Masks blacklisted regions in a given reference sequence.

This function removes blacklisted regions from a given reference genome. Blacklisted regions are removed by replacing their original sequence with a sequences of ‘N’ nucleotides.

Parameters:

• refseq_path (pathlib.Path) – Path to the reference sequence in fasta format.
• blacklist_regions (List[tuple(str, int, int)]:) – List of regions that should be blacklisted in the reference sequence. Regions should be specified as a tuple of (chromosome, start_position, end_position). For example: (‘1’, 2000, 2200).

Returns:

Path to edited reference sequence.

Return type:

pathlib.Path

imfusion.util.reference.blacklist_for_regions(region_strs)

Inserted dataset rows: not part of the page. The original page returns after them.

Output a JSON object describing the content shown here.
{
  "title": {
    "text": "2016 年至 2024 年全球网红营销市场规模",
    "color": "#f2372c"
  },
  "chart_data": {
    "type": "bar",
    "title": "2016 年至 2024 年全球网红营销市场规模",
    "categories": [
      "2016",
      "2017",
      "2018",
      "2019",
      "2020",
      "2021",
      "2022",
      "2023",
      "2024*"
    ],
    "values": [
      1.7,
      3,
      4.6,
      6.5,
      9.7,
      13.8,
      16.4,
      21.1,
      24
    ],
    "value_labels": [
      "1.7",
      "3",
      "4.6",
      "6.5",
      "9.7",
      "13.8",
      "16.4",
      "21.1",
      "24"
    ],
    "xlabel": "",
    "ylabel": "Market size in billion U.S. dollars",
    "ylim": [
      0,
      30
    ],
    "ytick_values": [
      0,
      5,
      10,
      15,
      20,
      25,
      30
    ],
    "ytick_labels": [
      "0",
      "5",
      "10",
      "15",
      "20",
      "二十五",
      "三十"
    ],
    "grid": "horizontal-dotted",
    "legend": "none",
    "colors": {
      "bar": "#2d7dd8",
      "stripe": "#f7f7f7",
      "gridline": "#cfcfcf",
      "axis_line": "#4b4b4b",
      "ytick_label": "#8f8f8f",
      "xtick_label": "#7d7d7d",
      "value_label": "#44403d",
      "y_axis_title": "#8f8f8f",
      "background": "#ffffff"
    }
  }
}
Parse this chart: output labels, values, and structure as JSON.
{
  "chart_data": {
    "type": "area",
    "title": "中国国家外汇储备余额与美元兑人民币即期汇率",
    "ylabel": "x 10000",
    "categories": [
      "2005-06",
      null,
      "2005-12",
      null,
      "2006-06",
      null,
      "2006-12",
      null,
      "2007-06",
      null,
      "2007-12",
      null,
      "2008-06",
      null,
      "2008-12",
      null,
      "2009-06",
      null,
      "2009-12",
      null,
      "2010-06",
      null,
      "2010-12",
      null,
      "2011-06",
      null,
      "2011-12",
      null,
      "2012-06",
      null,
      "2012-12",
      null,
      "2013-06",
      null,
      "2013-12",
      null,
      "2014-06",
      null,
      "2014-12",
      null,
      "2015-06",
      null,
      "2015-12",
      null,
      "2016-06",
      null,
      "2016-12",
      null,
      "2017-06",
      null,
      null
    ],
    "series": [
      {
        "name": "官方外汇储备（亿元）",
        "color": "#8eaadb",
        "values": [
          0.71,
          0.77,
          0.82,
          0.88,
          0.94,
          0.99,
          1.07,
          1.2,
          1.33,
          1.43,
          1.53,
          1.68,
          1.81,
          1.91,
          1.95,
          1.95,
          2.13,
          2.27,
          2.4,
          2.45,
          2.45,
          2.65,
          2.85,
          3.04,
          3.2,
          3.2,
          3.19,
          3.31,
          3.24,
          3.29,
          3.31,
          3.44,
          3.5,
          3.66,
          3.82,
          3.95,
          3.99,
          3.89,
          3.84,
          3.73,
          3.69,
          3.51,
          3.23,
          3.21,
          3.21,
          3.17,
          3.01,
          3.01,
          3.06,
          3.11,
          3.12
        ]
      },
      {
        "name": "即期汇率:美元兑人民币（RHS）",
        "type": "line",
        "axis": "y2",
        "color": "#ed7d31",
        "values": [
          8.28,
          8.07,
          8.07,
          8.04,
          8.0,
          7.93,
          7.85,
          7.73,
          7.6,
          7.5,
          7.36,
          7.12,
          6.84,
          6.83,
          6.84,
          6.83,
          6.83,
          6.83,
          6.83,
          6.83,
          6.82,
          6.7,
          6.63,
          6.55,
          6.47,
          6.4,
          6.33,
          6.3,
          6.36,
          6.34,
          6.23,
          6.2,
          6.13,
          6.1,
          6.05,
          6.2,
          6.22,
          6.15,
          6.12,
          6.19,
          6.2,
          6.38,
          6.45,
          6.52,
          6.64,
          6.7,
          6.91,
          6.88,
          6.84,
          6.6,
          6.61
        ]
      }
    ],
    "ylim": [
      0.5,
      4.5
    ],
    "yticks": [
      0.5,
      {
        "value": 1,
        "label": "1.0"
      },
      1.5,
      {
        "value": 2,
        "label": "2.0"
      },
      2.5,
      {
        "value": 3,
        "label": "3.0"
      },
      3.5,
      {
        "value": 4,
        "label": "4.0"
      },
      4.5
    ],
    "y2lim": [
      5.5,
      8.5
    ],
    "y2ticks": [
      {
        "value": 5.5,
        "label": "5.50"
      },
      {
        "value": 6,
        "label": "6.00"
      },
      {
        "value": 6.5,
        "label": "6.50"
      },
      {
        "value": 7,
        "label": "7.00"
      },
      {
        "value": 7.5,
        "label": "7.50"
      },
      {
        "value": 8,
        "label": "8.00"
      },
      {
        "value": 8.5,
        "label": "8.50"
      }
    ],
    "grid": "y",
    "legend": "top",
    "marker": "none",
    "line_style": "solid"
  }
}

Builds blacklist region list for region strings.

Parses region strings into a list of blacklist region tuples. Region strings should be provided in the following format: ‘chromosome:start-end’. For example, ‘X:1000-2000’ denotes a a region on chromosome X from position 1000 to 2000.

Parameters:region_strs (List[str]) – List of region strings. Returns:List of blacklist region tuples. Return type:tuple(str, int, int)

imfusion.util.reference.blacklist_for_genes(gene_ids, reference_gtf)

Builds blacklist frame for given genes.

Returns a list of blacklist regions encompassing the regions spanned by the genes corresponding to the given gene ids.

Parameters:

• gene_ids (List[str]) – List of (Ensembl) gene ids.
• reference_gtf (GtfFile) – GtfFile instance containing reference gene features.

Returns:

List of blacklist region tuples.

Return type:

tuple(str, int, int)

imfusion.util.tabix

Utility classes used for fast access to Gtf and Bed files.

class imfusion.util.tabix.GtfFile(file_path)

__delattr__

x.__delattr__(‘name’) <==> del x.name

__format__()

default object formatter

__getattribute__

x.__getattribute__(‘name’) <==> x.name

__hash__

__reduce__()

helper for pickle

__reduce_ex__()

helper for pickle

__setattr__

x.__setattr__(‘name’, value) <==> x.name = value

__sizeof__() → int

size of object in memory, in bytes

__str__

classmethod compress(file_path, out_path=None, sort=True, create_index=True)

Compresses and indexes a gtf file using bgzip and tabix.

fetch(reference=None, start=None, end=None, filters=None, incl_left=True, incl_right=True)

Fetches records for the given region.

get_gene(gene_id, feature_type='gene', field_name='gene_id', **kwargs)

Fetchs a given gene by id.

get_region(reference=None, start=None, end=None, filters=None, incl_left=True, incl_right=True)

Fetches DataFrame of features for the given region.

classmethod sort(file_path, out_path)

Sorts a gtf file by position, required for indexing by tabix.